Recently I was helping do some development on a Firefox userstyle for Gmail and had some pretty hairy CSS to dig through. In case you are wondering by the way, Google Apps email and GMAIL are only about 99% the same code. They actually are different from each other. But I digress; for those who don’t use Firefox or don’t know about userstyles, you can use an extension called, Stylish to fix…I mean augment or curtail the look and even featuresof any website. In fact, most popular websites already have a library of changes made by other users that you can add quite easily if you aren’t a CSS guru. Definately worth checking out.

Anyhoo, what I found really interesting is the Web inspector that comes with Safari. Though introduced in 2006, I had never noticed Safari’s Web Inspector. Usually I only use Safari to test content that I’m working on like my website, an eBay listing, etc. I don’t generally use Safari for Webdevelopment much. But I have to say, I found it quite nice. Though not as advanced as Firefox’s DOM insprector, there is an elligance to Safari’s Web Inspector. As usual, even the name Apple choose is nice.

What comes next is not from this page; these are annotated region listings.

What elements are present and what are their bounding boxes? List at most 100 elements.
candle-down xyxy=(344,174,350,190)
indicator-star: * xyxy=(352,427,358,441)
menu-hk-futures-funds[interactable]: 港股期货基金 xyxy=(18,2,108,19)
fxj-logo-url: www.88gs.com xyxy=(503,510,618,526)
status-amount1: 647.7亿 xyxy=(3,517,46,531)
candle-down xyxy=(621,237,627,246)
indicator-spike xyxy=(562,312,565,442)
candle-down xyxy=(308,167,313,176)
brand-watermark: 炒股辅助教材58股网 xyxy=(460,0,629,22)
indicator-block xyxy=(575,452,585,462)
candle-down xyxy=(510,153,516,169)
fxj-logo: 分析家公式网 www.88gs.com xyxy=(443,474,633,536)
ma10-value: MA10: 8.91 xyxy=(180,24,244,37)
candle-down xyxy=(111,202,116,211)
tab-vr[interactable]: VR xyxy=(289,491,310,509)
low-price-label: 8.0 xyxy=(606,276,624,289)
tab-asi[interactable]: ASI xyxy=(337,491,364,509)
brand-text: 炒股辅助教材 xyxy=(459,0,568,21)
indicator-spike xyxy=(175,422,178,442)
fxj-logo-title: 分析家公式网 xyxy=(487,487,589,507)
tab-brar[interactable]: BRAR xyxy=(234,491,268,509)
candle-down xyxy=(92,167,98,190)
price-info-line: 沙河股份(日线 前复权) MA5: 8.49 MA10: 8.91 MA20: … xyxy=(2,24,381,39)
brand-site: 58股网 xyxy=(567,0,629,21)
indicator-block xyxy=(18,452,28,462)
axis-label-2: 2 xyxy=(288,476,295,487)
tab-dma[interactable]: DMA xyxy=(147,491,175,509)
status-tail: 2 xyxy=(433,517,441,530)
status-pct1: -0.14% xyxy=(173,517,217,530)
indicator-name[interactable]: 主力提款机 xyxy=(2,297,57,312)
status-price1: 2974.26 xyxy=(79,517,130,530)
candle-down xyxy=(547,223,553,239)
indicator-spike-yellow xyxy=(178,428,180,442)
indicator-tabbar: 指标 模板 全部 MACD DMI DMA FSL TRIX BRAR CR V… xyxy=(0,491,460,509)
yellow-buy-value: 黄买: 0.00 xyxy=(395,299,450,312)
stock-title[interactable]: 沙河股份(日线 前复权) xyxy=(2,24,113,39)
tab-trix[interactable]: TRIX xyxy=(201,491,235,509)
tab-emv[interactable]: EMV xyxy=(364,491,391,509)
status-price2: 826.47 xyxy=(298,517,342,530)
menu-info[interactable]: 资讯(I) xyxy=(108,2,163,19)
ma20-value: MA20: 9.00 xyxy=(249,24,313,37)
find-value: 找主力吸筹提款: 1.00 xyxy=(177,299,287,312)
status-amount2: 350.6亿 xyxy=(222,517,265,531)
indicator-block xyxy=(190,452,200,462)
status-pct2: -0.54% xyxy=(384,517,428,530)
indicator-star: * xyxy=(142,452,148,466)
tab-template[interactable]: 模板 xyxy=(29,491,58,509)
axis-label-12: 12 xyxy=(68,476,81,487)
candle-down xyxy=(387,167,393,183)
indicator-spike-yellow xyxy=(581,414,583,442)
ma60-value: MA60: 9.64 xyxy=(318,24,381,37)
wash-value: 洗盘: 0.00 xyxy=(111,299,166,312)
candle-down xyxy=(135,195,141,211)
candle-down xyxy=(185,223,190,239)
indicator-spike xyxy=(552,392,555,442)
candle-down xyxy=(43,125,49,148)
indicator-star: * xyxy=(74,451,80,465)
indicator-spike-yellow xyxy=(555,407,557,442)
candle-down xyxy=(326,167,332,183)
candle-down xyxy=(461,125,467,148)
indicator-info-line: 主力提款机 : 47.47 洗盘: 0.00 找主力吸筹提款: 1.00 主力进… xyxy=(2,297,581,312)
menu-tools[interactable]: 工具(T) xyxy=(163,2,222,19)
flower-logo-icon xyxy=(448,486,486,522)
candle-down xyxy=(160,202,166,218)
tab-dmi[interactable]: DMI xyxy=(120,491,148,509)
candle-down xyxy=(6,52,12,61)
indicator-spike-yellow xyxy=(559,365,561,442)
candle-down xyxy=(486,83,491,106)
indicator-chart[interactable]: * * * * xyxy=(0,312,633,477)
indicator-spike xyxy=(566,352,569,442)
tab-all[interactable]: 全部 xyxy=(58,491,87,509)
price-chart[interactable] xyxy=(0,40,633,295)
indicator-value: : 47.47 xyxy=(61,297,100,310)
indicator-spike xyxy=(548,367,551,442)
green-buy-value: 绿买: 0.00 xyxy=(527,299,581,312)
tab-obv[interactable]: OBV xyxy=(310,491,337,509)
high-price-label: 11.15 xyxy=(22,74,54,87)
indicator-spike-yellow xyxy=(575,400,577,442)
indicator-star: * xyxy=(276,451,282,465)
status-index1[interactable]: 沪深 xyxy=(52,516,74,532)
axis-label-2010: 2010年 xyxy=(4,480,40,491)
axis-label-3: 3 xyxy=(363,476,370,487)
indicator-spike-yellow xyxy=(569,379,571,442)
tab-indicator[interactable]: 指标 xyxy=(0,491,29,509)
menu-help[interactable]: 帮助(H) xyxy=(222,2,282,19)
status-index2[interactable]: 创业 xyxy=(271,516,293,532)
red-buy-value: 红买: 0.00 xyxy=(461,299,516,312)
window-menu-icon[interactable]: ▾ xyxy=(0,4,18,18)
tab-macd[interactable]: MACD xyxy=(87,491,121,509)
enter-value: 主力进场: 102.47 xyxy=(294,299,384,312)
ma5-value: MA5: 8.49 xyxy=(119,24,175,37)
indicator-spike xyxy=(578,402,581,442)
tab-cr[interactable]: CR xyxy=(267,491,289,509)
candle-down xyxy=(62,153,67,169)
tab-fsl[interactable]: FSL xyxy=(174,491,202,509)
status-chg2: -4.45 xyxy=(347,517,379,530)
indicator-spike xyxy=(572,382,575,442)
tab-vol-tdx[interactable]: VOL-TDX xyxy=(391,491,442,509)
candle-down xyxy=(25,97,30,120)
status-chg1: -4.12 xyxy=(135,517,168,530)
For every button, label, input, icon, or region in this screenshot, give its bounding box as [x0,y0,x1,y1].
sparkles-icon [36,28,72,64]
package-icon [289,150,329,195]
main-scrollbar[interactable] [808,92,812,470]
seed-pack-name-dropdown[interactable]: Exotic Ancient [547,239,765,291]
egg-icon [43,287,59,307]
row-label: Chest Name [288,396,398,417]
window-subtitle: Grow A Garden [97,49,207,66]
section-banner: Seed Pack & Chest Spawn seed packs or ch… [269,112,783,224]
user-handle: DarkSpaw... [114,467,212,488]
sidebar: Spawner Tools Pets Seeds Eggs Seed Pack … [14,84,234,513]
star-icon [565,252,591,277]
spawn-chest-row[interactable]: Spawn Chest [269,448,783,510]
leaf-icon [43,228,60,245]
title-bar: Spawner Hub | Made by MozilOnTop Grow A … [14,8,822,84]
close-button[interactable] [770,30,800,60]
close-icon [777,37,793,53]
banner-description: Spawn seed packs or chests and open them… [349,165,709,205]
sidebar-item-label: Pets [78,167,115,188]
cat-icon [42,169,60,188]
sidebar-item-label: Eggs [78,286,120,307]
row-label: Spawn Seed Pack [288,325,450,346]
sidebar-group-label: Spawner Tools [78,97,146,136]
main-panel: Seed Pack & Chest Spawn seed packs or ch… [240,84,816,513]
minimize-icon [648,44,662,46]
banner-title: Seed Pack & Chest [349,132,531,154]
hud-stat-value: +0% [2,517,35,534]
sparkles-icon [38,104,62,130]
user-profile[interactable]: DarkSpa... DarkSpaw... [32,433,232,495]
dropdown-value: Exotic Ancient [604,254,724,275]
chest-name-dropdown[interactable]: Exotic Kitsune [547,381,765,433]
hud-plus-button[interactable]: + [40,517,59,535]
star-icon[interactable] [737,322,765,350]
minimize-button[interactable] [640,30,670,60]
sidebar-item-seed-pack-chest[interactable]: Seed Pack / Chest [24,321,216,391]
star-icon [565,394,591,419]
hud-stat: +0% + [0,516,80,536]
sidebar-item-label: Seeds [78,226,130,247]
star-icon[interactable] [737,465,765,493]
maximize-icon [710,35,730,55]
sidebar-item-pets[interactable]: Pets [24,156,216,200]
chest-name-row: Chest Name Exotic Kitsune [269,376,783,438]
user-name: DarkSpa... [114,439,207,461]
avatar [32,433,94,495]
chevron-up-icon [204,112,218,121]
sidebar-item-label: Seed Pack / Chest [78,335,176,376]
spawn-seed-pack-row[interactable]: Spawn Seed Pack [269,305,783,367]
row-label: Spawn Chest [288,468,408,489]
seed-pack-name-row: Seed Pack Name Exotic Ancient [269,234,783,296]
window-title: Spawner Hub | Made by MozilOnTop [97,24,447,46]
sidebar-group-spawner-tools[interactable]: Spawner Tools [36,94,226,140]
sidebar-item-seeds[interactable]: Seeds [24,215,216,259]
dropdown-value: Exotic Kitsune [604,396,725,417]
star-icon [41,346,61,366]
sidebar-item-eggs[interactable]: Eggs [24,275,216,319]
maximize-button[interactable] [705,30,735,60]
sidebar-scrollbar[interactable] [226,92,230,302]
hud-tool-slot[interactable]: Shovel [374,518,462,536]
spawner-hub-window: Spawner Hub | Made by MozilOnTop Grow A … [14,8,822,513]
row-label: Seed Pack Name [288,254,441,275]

I don’t think Safari will replace Firefox on my desktop anytime soon, but proves to be a bit more than just a pretty face. Now if Apple could just make it a bit more robust; at least on Windows. I know, poor Apple will tell you that is because it is just so confusing to write software for Windows. At lest that’s what their latest commercial, "Breakthrough" would lead you to believe. Sounds more like this is a confession of Apple developers than anything else to me, but I admire their frankness. Even so, the first step is accepting responsibility, and not projecting blame on others. :)


Update: I completely forgot about a very useful extension called, Firebug.If you haven’t used Firebug, you owe it to yourself to try it. It does a lot of what Safari's Web Inspector does and a lot more. True, it doesn't have quite as much panache in some cosmetic ways, but it is a must-have tool for anyone working on web development. Shame on me for forgetting about Firebug.